Perhaps from city‑regions that decide to re‑localise essential systems and treat energy, food and housing as commons rather than markets. Perhaps from coalitions of states in the global South that refuse to be mere resource warehouses or geopolitical pawns, and insist on development compacts grounded in regeneration rather than extraction. Perhaps from younger generations in Beijing, Brighton and Boston alike, who look at their frenetic, precarious lives and quietly opt out of scripts that no longer make sense to them.

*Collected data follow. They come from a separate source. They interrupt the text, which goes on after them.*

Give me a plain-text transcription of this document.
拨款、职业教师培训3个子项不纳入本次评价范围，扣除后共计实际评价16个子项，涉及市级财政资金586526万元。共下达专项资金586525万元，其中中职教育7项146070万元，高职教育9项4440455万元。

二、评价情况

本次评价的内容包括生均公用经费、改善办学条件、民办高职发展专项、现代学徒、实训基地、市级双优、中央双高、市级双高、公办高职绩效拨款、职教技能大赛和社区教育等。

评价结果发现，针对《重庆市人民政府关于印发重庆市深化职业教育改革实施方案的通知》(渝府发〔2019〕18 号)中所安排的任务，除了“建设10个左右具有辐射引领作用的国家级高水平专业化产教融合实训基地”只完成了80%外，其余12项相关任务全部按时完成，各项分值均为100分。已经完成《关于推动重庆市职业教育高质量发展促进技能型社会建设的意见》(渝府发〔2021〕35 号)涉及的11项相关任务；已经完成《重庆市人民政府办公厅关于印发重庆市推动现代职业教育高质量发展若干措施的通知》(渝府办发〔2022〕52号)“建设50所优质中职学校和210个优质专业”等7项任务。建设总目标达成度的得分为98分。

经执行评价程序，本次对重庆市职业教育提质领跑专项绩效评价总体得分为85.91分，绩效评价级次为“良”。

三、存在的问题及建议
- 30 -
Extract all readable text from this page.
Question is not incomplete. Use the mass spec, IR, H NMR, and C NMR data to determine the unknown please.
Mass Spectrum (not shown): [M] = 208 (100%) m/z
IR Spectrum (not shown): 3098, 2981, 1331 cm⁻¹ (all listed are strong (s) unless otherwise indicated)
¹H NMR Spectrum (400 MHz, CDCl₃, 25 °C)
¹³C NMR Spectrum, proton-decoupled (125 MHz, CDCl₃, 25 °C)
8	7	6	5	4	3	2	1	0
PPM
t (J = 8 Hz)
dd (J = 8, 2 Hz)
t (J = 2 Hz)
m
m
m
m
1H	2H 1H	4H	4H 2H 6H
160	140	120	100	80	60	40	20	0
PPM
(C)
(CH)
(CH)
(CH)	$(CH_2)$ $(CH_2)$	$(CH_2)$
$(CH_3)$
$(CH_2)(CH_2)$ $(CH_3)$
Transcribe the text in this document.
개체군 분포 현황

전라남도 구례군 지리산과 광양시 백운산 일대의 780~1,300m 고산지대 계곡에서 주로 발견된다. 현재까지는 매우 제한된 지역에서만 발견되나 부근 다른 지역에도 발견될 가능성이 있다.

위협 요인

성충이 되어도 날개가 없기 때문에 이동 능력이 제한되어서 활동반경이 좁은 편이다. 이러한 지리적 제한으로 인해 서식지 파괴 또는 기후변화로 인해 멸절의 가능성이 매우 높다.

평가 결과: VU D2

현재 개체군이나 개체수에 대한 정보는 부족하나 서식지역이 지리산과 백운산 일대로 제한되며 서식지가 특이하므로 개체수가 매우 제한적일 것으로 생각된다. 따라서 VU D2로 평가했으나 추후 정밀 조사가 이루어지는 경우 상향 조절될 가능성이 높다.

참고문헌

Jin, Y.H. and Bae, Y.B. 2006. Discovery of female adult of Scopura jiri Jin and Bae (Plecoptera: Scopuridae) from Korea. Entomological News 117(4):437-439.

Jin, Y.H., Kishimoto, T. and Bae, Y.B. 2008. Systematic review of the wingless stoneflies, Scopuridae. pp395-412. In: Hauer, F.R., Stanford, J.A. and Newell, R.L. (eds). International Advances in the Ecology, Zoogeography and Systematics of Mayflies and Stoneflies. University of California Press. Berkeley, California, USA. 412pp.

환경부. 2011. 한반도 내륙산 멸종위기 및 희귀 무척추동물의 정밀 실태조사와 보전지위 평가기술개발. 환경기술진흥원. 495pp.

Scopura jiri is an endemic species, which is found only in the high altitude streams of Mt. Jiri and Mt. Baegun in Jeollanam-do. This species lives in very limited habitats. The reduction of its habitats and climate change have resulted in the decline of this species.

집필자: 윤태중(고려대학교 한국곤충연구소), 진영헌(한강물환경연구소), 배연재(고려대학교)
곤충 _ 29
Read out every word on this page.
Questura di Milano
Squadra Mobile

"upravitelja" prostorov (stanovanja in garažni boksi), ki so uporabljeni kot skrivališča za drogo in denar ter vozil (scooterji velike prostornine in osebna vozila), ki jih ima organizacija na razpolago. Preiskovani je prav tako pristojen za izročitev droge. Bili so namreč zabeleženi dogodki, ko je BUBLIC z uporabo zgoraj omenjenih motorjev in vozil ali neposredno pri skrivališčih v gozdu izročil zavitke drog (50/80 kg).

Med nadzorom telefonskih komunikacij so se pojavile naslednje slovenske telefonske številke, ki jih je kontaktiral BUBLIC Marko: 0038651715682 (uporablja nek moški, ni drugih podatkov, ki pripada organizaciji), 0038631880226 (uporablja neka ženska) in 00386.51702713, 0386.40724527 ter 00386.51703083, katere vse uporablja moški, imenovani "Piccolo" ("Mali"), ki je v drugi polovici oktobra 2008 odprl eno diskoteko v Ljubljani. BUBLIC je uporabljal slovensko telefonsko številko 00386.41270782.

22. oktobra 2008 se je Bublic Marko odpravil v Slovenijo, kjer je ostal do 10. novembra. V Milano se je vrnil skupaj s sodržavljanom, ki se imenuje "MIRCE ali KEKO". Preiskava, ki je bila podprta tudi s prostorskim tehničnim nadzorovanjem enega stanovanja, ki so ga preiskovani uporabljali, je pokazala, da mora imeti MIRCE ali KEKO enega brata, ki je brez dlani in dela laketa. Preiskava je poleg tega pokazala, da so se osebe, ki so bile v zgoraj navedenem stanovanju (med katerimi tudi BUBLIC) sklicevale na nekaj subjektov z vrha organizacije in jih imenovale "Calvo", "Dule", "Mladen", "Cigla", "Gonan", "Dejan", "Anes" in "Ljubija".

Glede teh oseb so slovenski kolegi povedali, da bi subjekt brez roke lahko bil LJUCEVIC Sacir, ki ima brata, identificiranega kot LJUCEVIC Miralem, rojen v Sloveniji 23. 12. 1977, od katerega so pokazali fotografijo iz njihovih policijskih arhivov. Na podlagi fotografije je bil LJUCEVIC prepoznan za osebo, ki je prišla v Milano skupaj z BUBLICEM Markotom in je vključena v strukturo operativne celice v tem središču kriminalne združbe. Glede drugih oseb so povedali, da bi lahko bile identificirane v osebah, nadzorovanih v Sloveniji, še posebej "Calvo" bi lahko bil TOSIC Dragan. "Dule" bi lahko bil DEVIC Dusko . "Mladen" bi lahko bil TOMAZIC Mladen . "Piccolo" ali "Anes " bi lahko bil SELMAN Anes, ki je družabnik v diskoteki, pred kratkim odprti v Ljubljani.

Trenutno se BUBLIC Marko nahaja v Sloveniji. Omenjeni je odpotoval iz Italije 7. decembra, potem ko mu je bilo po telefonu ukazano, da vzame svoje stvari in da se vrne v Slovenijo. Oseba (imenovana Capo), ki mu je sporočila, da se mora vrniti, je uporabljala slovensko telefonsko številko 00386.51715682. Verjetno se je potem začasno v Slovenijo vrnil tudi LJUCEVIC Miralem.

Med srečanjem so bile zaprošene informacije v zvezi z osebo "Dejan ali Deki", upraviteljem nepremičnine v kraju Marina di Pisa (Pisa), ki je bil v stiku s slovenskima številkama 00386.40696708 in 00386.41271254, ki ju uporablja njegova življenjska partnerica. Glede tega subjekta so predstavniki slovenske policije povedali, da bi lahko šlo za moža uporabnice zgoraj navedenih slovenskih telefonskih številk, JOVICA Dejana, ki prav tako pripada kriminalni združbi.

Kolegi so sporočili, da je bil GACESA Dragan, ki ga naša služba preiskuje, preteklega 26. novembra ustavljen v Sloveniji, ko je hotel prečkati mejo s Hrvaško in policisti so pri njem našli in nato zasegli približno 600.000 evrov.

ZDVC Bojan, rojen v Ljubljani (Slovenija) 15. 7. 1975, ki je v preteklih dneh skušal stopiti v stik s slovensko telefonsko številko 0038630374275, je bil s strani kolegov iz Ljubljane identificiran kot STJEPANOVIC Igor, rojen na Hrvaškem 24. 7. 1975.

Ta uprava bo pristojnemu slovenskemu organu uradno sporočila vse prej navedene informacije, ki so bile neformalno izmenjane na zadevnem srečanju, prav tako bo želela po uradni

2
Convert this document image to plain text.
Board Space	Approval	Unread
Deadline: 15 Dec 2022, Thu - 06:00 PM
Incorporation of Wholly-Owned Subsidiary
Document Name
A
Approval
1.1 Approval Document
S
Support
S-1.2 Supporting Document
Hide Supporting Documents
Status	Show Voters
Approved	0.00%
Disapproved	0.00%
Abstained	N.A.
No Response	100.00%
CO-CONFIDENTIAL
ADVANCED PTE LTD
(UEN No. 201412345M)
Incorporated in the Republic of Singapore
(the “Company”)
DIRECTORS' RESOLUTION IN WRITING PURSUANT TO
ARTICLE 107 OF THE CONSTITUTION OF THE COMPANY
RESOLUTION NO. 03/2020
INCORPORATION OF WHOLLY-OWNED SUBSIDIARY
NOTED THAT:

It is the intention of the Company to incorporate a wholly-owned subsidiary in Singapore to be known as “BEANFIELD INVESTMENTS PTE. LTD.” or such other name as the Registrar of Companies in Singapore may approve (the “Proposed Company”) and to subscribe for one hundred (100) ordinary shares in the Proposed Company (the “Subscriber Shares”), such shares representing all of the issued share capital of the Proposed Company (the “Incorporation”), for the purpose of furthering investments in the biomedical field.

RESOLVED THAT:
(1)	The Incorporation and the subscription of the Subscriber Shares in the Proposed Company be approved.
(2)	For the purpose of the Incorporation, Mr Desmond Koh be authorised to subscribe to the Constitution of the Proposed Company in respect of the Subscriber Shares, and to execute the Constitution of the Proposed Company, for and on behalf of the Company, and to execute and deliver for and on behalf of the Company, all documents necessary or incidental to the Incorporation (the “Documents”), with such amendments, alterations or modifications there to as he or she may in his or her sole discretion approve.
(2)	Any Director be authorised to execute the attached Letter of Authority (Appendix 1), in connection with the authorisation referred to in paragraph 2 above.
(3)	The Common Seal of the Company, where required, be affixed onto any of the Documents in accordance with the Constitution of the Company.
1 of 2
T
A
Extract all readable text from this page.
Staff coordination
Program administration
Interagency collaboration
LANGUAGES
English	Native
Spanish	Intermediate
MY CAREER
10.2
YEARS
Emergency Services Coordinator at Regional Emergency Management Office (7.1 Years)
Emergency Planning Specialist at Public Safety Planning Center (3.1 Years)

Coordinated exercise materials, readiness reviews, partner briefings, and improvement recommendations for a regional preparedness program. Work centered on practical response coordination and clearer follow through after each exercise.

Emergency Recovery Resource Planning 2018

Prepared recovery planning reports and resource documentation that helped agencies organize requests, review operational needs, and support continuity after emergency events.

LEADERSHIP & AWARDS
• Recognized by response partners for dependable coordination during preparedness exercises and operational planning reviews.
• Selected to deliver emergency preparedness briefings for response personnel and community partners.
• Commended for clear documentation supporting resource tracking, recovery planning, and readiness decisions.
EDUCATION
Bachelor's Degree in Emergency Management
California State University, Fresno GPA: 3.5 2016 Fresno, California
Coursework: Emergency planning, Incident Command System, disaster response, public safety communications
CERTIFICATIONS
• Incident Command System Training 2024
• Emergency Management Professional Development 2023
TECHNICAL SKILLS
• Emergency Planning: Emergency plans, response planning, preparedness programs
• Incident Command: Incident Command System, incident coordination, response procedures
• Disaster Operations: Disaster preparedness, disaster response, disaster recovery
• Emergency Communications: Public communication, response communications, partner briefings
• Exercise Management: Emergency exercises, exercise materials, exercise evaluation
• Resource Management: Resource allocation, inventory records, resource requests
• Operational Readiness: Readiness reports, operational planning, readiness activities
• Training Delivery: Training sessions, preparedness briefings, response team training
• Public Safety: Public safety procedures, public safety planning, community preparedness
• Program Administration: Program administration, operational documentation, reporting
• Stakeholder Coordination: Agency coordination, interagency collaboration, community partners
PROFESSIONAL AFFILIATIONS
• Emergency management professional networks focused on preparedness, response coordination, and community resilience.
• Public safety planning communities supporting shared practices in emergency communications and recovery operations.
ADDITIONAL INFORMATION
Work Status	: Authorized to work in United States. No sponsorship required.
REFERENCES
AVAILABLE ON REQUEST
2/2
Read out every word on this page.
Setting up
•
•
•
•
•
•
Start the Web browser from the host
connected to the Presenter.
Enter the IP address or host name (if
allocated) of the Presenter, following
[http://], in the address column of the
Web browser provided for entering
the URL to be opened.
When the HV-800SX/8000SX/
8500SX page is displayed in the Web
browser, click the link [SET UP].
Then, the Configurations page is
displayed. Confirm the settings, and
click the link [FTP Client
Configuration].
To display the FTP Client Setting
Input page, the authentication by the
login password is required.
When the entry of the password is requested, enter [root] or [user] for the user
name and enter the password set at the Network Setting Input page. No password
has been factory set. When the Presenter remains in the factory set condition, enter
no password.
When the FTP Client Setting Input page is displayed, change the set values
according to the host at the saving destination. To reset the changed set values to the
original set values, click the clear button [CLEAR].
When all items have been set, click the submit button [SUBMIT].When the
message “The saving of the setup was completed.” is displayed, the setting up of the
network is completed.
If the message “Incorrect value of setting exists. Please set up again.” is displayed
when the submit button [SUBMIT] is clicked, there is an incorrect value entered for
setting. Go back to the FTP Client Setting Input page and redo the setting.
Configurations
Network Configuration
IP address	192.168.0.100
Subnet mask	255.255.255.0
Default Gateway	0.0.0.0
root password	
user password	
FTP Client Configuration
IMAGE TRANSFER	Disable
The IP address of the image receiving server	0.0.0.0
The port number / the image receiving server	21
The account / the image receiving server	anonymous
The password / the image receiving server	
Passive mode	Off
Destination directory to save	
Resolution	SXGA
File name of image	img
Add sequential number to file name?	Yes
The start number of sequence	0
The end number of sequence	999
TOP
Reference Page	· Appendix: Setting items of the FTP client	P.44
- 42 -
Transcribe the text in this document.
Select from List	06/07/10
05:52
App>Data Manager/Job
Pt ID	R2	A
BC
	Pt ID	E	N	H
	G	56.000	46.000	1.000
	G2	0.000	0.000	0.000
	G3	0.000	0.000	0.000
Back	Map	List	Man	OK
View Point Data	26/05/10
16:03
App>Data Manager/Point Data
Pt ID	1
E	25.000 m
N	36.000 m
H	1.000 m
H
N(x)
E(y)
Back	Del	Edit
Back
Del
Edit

Perhaps – and here I am asking rather than asserting – from a reweaving of older wisdom traditions into contemporary practice: Taoist ease with non‑forcing, indigenous understandings of custodianship, ecological science’s patient tracing of interdependence, feminist economics’ insistence that care work is not an invisible subsidy but the core of any functioning society.

None of this will come pre‑packaged from a ministry in Zhongnanhai or a department in Whitehall. It will not be televised as a single event. It will arrive, if it arrives at all, as a mosaic of experiments – some clumsy, some luminous – in which people quietly step outside the default settings of industrial economism and discover that other arrangements are indeed possible, and even preferable.

When that happens, the West’s fall and China’s rise will be seen, in retrospect, as transitional episodes in a larger story: the story of a species learning, late and under duress, that cleverness is not the same as wisdom, that power is not the same as purpose, and that no civilisation, however proud, is exempt from the physics of a small, generous, overburdened planet.

For now, two civilisations pass each other in opposite directions, each misreading the other, each tempted to weaponise its injuries and its triumphs. We would be foolish to cheer either on without question. The more urgent work lies elsewhere: in learning to withdraw our loyalty from a worldview that treats life as collateral, and to lend our imagination, our energy and our compassion to those fragile beginnings where a different kind of civilisation – quieter, saner, less intoxicated with its own reflection – is trying to be born.